Game Theory in Performance Calibration: Building Cheat-Resistant Metrics

60-Second Summary

Goodhart's Law: 'when a measure becomes a target, it ceases to be a good measure'.
Engineers are exceptionally good at optimising for whatever you measure — including the wrong thing.
Single-metric performance models always get gamed. Examples: LOC, commit count, story points, ticket close rate.
Cheat-resistant models use 2–4 balanced metrics where gaming one degrades another (e.g. velocity × code-quality × peer-review depth).
DORA (DevOps Research) showed balanced 4-metric models predict 22% higher delivery performance than single-metric tracking.

A team manager once told engineers their reviews would weight 'commit volume'. Within two weeks, the median commit size dropped 67% and everyone hit their target. Velocity was untouched. The metric was being maximised. The work was not.

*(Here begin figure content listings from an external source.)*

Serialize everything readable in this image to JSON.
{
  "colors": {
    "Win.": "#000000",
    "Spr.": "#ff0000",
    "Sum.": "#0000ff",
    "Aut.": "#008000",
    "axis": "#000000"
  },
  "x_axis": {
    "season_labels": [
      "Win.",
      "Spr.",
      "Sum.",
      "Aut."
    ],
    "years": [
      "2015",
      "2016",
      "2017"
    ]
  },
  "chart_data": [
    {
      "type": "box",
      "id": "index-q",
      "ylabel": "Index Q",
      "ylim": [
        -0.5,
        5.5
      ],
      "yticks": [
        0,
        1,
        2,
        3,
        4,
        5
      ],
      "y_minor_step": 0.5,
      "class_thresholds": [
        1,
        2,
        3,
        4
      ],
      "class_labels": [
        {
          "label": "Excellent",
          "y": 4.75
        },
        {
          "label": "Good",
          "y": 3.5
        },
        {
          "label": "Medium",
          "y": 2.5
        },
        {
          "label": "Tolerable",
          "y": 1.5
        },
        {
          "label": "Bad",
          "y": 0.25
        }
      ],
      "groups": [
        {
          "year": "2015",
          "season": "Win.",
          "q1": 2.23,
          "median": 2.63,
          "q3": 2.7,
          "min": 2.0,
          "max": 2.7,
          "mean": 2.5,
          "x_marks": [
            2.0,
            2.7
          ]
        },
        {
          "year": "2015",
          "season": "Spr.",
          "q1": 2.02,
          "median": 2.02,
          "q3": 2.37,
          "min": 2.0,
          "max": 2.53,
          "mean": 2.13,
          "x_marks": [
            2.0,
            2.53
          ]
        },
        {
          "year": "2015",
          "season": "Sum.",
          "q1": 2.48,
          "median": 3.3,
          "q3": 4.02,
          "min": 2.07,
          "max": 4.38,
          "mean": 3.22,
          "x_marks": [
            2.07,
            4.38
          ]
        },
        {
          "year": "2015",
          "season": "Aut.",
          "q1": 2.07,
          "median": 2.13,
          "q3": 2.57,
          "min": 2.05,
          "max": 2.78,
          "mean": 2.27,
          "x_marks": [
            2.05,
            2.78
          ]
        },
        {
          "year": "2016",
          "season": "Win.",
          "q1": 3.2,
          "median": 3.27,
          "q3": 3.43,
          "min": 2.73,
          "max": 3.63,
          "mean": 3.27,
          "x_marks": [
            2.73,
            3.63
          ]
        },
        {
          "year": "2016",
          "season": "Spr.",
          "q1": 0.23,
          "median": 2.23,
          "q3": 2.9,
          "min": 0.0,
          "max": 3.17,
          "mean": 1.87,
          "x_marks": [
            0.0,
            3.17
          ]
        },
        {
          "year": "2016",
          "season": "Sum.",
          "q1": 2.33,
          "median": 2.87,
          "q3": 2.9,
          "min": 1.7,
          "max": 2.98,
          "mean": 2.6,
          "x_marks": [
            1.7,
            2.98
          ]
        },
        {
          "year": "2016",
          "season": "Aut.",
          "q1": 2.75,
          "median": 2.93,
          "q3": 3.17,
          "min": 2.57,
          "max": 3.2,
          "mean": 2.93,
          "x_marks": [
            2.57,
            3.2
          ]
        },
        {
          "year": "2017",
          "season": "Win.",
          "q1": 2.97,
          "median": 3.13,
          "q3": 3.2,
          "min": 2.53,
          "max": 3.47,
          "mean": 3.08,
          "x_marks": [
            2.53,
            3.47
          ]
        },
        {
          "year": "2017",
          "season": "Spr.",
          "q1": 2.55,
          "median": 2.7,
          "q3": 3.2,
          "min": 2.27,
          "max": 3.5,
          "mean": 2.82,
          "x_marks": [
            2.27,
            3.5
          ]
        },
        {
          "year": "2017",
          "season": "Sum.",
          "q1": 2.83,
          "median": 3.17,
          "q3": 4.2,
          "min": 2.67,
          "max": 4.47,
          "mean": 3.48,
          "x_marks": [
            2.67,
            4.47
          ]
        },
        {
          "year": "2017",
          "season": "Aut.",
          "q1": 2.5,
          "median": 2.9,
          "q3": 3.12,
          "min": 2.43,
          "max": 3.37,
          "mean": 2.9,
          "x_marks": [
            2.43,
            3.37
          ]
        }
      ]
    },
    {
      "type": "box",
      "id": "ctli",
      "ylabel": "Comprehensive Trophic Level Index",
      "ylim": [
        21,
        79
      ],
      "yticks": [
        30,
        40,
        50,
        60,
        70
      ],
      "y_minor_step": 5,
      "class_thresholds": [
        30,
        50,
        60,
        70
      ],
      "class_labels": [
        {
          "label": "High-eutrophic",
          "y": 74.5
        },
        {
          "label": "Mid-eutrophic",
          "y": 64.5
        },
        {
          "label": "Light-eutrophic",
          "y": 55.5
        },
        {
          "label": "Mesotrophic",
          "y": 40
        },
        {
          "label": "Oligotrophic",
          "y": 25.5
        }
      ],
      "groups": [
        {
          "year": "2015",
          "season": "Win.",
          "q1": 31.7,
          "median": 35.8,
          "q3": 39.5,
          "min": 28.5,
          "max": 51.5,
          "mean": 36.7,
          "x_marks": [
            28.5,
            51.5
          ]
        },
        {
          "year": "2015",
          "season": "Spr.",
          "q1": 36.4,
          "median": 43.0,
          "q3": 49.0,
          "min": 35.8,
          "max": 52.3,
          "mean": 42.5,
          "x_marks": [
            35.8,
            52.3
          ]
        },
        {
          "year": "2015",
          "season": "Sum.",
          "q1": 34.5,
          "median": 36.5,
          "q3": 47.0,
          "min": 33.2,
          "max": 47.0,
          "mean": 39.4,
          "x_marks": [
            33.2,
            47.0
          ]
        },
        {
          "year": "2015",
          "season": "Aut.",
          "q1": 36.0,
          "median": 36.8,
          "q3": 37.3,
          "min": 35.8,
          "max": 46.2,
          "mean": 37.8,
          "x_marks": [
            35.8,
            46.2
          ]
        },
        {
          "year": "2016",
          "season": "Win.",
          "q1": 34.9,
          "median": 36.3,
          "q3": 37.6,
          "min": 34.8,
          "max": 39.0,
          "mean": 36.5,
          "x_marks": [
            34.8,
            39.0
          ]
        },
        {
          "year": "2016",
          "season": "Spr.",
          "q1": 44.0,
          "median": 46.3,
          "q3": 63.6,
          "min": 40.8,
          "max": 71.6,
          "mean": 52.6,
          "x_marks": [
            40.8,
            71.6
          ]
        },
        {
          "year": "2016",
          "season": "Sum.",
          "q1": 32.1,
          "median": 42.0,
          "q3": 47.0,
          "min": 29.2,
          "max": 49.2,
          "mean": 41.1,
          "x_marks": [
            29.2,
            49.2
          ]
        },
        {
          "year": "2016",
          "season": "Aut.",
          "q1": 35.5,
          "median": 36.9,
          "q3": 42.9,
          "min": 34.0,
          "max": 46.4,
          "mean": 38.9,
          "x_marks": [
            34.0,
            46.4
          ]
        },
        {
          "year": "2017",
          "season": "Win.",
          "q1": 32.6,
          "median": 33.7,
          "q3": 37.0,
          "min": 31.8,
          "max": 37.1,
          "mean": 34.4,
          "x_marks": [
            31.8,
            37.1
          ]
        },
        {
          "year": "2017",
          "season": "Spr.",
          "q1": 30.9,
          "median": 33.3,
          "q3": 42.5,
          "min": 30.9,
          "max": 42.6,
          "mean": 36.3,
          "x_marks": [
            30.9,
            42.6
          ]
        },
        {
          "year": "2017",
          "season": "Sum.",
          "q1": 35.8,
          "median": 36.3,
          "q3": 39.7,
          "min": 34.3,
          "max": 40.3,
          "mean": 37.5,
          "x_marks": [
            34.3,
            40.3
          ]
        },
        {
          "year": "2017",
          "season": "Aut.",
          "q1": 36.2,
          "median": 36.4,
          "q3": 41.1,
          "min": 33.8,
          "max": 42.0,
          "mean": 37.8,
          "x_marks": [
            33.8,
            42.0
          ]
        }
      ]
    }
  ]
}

Goodhart's Law in plain English

“When a measure becomes a target, it ceases to be a good measure.”
— Charles Goodhart, 1975 — Marilyn Strathern's pithy reformulation, 1997

Metric	Gaming strategy	Real-world result
Lines of code	Verbose code, no abstraction	Tech debt explosion
Commit count	Split every PR into 12 commits	Unreadable history, slow reviews
Story points	Inflate estimates	Velocity goes up, output flat
Bugs closed	Close own bugs as 'won't fix'	Customer-visible bugs rise
Time-to-merge	Skip review, force-push	Quality and safety collapse

Designing a cheat-resistant model

Three rules from game theory:

Pair every output metric with a quality metric. Velocity AND incident rate. Tickets closed AND customer-satisfaction.
Use ratios, not absolutes. Code-review depth (comments per LOC reviewed) beats 'reviews completed'.
Add a peer signal. Reciprocal review quality, manager 360s, citizenship — humans are harder to game than numbers.

Single metric vs balanced

Single metric (gameable)

Deploy frequency only → 'tiny noisy deploys'
Bug close rate only → 'won't fix'
Velocity only → 'inflated estimates'

Balanced (cheat-resistant)

Deploys × change-failure × MTTR — gaming any one breaks another
Bugs closed × customer-reported regressions — closing wrong breaks the other
Velocity × peer-review depth × escaped defects

Three battle-tested metric sets

Use case	Metric bundle	Why it resists gaming
Engineering team performance	DORA 4: deploy freq, lead time, change-failure rate, MTTR	Speed up one without quality and another suffers
Individual IC performance	Shipped impact + code-review depth + citizenship + peer trust score	Gaming the visible metrics tanks the peer signal
Sales performance	Closed revenue + retention 12mo + customer health score	Sandbagging or over-promising breaks retention

DORA's finding

Forsgren, Humble & Kim's Accelerate research (2018, updated annually) showed the 4-metric DORA bundle is statistically valid as a balanced cheat-resistant model. Elite-performing organisations score in the top quartile on all four simultaneously — impossible to fake.

Takeaways

Single metrics will always be gamed. Stop pretending otherwise.
Bundles where gaming one degrades another are cheat-resistant.
Peer signals are the hardest to game and the cheapest to collect.

References

Goodhart's Law — Original Lecture — 1975 / Strathern 1997
Forsgren, Humble & Kim — Accelerate — IT Revolution, 2018
DORA State of DevOps 2024 — Google Cloud DORA